Walmor Macarini
Quando o governo e as pessoas assinalam com a volumosa destinação de recursos financeiros para a aposentadoria, manifestam nada mais que desprezo pelos idosos, como se eles fossem um ônus. E se afastam do trabalho aqueles que chamam de velhos, é porque não gostam deles. Assim os enveredam para a improdutividade, mesmo com toda a experiência que eles acumularam e toda a energia que, a maioria deles, ainda tem.
E ao descuidar da educação, os governos demonstram desamor pelas crianças e jovens. Também porque não gostam deles, os pedagogos lhes impingem estudos desnecessários e os castigam com pesada carga horária de aulas.
Desgostosos com o pouco que lhes pagam, os professores ensinam mal, e nem tudo o que passam aos alunos tem serventia na vida prática. Pecam não tanto pelo que ensinam mas pelo que deixam de ensinar. Fazem as crianças madrugarem, impondo-lhes quatro horas diárias de aulas, quando apenas duas seriam suficientes, se melhor aproveitadas.
Por desconsiderar a fragilidade das crianças, as obrigam a carregar pesadas mochilas, cheias de livros e bugigangas que fazem a festa das livrarias e papelarias e o tormento dos pais.
Os noticiaristas, por não identificarem as reais necessidades de informação dos leitores, ouvintes e telespectadores, os alimentam com pesada ração diária de notícias desastrosas e indigestas, que só os afundam no baixo-astral.

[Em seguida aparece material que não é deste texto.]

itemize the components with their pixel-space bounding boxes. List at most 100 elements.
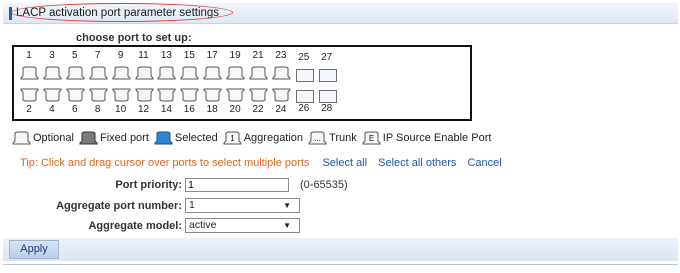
port-number-label: 22 — [252, 104, 264, 115]
port[interactable] — [226, 88, 245, 102]
port-number-label: 17 — [206, 50, 218, 61]
port-number-label: 21 — [252, 50, 264, 61]
port[interactable] — [20, 88, 39, 102]
legend-aggregation: 1 Aggregation — [223, 131, 303, 145]
port[interactable] — [272, 88, 291, 102]
choose-port-label: choose port to set up: — [76, 32, 192, 44]
optional-port-icon — [12, 131, 31, 145]
dropdown-arrow-icon: ▼ — [283, 201, 291, 210]
port-number-label: 3 — [49, 50, 55, 61]
aggregate-port-number-select[interactable]: 1 ▼ — [185, 198, 300, 213]
port[interactable] — [20, 66, 39, 80]
port-panel: 1 3 5 7 9 11 13 15 17 19 21 23 25 27 2 4 6 8 10 12 14 16 18 20 2… — [12, 45, 472, 121]
port[interactable] — [135, 66, 154, 80]
port-number-label: 24 — [275, 104, 287, 115]
aggregate-port-number-value: 1 — [189, 199, 195, 211]
bottom-divider — [3, 264, 678, 265]
port-number-label: 7 — [94, 50, 101, 61]
port[interactable] — [89, 66, 108, 80]
apply-button[interactable]: Apply — [9, 240, 59, 259]
legend-optional-label: Optional — [33, 132, 74, 144]
port-number-label: 2 — [26, 104, 32, 115]
port-number-label: 1 — [26, 50, 32, 61]
port[interactable] — [112, 88, 131, 102]
port-legend: Optional Fixed port Selected 1 Aggregati… — [12, 130, 493, 146]
selected-port-icon — [154, 131, 173, 145]
aggregation-port-icon: 1 — [223, 131, 242, 145]
port-number-label: 5 — [72, 50, 78, 61]
svg-text:1: 1 — [230, 134, 235, 143]
port-number-label: 20 — [229, 104, 241, 115]
port-number-label: 8 — [94, 104, 101, 115]
legend-trunk: ... Trunk — [308, 131, 357, 145]
aggregate-port-number-label: Aggregate port number: — [56, 200, 182, 212]
title-highlight-circle — [11, 3, 233, 22]
tip-text: Tip: Click and drag cursor over ports to… — [20, 157, 310, 169]
port-number-label: 12 — [137, 104, 150, 115]
port[interactable] — [135, 88, 154, 102]
port[interactable] — [249, 66, 268, 80]
port-number-label: 27 — [321, 52, 333, 63]
port-number-label: 15 — [183, 50, 195, 61]
port-priority-range: (0-65535) — [300, 179, 348, 191]
select-all-link[interactable]: Select all — [322, 157, 367, 169]
tip-line: Tip: Click and drag cursor over ports to… — [20, 157, 502, 169]
aggregate-model-select[interactable]: active ▼ — [185, 218, 300, 233]
fiber-port[interactable] — [318, 90, 337, 103]
legend-fixed: Fixed port — [79, 131, 149, 145]
port-number-label: 16 — [183, 104, 195, 115]
aggregate-model-value: active — [189, 219, 217, 231]
ip-source-port-icon: E — [362, 131, 381, 145]
legend-selected-label: Selected — [174, 132, 218, 144]
port-number-label: 28 — [321, 103, 333, 114]
apply-bar: Apply — [3, 238, 678, 261]
port[interactable] — [203, 88, 222, 102]
aggregate-model-label: Aggregate model: — [88, 220, 182, 232]
legend-selected: Selected — [154, 131, 218, 145]
port-number-label: 4 — [49, 104, 55, 115]
port-number-label: 25 — [298, 52, 310, 63]
port[interactable] — [180, 66, 199, 80]
port[interactable] — [226, 66, 245, 80]
port[interactable] — [89, 88, 108, 102]
legend-aggregation-label: Aggregation — [243, 132, 304, 144]
legend-ipsource-label: IP Source Enable Port — [382, 132, 492, 144]
port[interactable] — [112, 66, 131, 80]
port-number-label: 10 — [115, 104, 127, 115]
port[interactable] — [203, 66, 222, 80]
port-number-label: 19 — [229, 50, 241, 61]
port[interactable] — [66, 88, 85, 102]
legend-trunk-label: Trunk — [329, 132, 357, 144]
dropdown-arrow-icon: ▼ — [283, 221, 291, 230]
port[interactable] — [66, 66, 85, 80]
legend-fixed-label: Fixed port — [99, 132, 149, 144]
port-number-label: 23 — [275, 50, 287, 61]
fiber-port[interactable] — [295, 69, 314, 82]
port-number-label: 18 — [206, 104, 218, 115]
cancel-link[interactable]: Cancel — [467, 157, 501, 169]
port[interactable] — [157, 88, 176, 102]
port[interactable] — [43, 88, 62, 102]
port[interactable] — [180, 88, 199, 102]
port-number-label: 26 — [298, 103, 310, 114]
page-header: LACP activation port parameter settings — [3, 3, 678, 24]
fiber-port[interactable] — [295, 90, 314, 103]
svg-text:...: ... — [314, 134, 321, 143]
trunk-port-icon: ... — [308, 131, 327, 145]
port-number-label: 11 — [138, 50, 149, 61]
select-all-others-link[interactable]: Select all others — [378, 157, 456, 169]
port[interactable] — [157, 66, 176, 80]
port-number-label: 14 — [160, 104, 172, 115]
port[interactable] — [249, 88, 268, 102]
port-priority-label: Port priority: — [115, 179, 182, 191]
port[interactable] — [272, 66, 291, 80]
port[interactable] — [43, 66, 62, 80]
port-number-label: 13 — [160, 50, 172, 61]
legend-optional: Optional — [12, 131, 74, 145]
port-number-label: 6 — [72, 104, 78, 115]
svg-text:E: E — [369, 134, 374, 143]
port-priority-input[interactable] — [185, 178, 289, 192]
port-number-label: 9 — [117, 50, 124, 61]
legend-ipsource: E IP Source Enable Port — [362, 131, 492, 145]
fiber-port[interactable] — [318, 69, 337, 82]
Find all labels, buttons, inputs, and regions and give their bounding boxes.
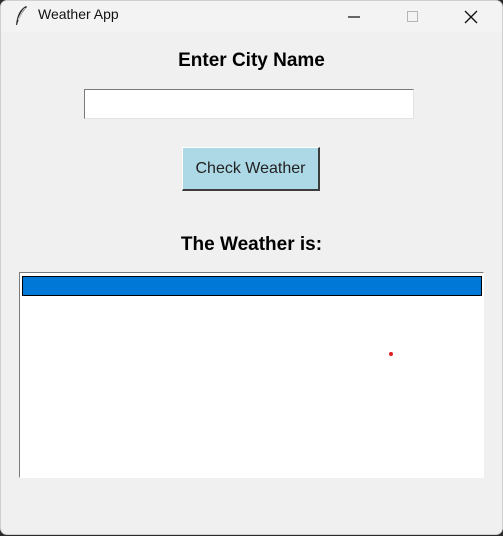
maximize-icon bbox=[407, 10, 418, 22]
weather-result-box[interactable] bbox=[19, 272, 484, 478]
minimize-button[interactable] bbox=[331, 1, 377, 32]
city-input[interactable] bbox=[84, 89, 414, 119]
title-bar[interactable]: Weather App bbox=[1, 1, 502, 32]
minimize-icon bbox=[348, 15, 360, 18]
maximize-button[interactable] bbox=[390, 1, 436, 32]
window-title: Weather App bbox=[38, 6, 119, 22]
result-selected-line[interactable] bbox=[22, 276, 482, 296]
cursor-indicator bbox=[389, 352, 393, 356]
feather-icon bbox=[13, 5, 29, 27]
check-weather-button[interactable]: Check Weather bbox=[182, 147, 320, 191]
weather-result-heading: The Weather is: bbox=[180, 234, 323, 255]
app-window: Weather App Enter City Name Check Weathe… bbox=[0, 0, 503, 535]
city-name-label: Enter City Name bbox=[178, 50, 325, 71]
close-button[interactable] bbox=[448, 1, 494, 32]
close-icon bbox=[464, 10, 478, 23]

Os bancos não gostam de seus clientes e por isso os sufocam com juros asfixiantes e os sepultam vivos. Os clientes, de sua vez, não têm simpatia pelos bancos, e se cometem a autoflagelação de utilizar-se do dinheiro tão caro, revelam não gostar de si próprios.
Os pregadores não amam os seus fiéis, pois os amedrontam com idéias de pecado e severas punições divinas, e assim os mantêm sempre cativos e sofredores. Estes, de sua vez, não crêem totalmente neles e nas coisas que pregam, por isso estão sempre em dúvida e cheios de indagações.
Os pais não amam verdadeiramente os filhos, porque lhes fazem cobranças, e estes não amam plenamente os pais, porque no mais dos casos não os têm como amigos mas como policiadores e limitadores de seus movimentos.
A comunidade do funcionalismo público tem um certo desprezo pelas pessoas que buscam papéis e informações, porque as submetem a longas esperas e as atendem com má vontade. E estas também alimentam uma prevenção com estes denominados servidores.
Os governantes não respeitam o povo e, de sua vez, o povo não nutre nenhum carinho por eles. Políticos não confiam nos políticos, porque conhecem-se bem entre si...
Os policiais vêem os cidadãos como infratores, flagrantes ou potenciais, e os cidadãos enxergam neles agentes que só querem puni-los.
Patrões acham que os empregados são os sugadores de seus lucros e não agentes do progresso da empresa, e os trabalhadores não morrem de amores pelos patrões, mesmo que estes não lhe causem mal.
Os juízes trabalhistas, por não terem vivido a experiência de ser empresários, não alcançam a dimensão de suas sentenças, algumas exorbitantes, e de sua vez os donos de empresas os consideram inibidores da criação de empregos, pelo temor que impingem em quem precisa contratar, mas não o faz.
Os homens de negócios não são muito adeptos de compartilhar experiências de sucesso e não apreciam assistir ao crescimento dos concorrentes.
As mulheres invejam suas iguais e são as grandes inimigas das próprias mulheres, embora dissimulem tão bem que só elas mesmas percebem.
Em todos os setores da vida humana - respeitada a comunidade dos conspiradores, que se negam a ser assim - uns não amam aos outros e então estabelece-se uma vigorosa corrente de desamor.
As pessoas amam pouco a si próprias e por isso também não amam muito as outras, que pela mesma razão não as amam. E aí torna-se mais difícil ser feliz.
A Terra vista do espaço é uma pequena esfera perdida na imensidão dos cosmos, mas as pessoas que nela habitam cultuam mais a aversão entre si que o amor. Sabe-se lá, já tinham essas diferenças antes de aqui aportar e por isso teriam decidido realizar o experimento de confinar-se nesse limitado espaço para resgatá-las. E nesse mergulho perderam a memória de tal compromisso. Pode ser.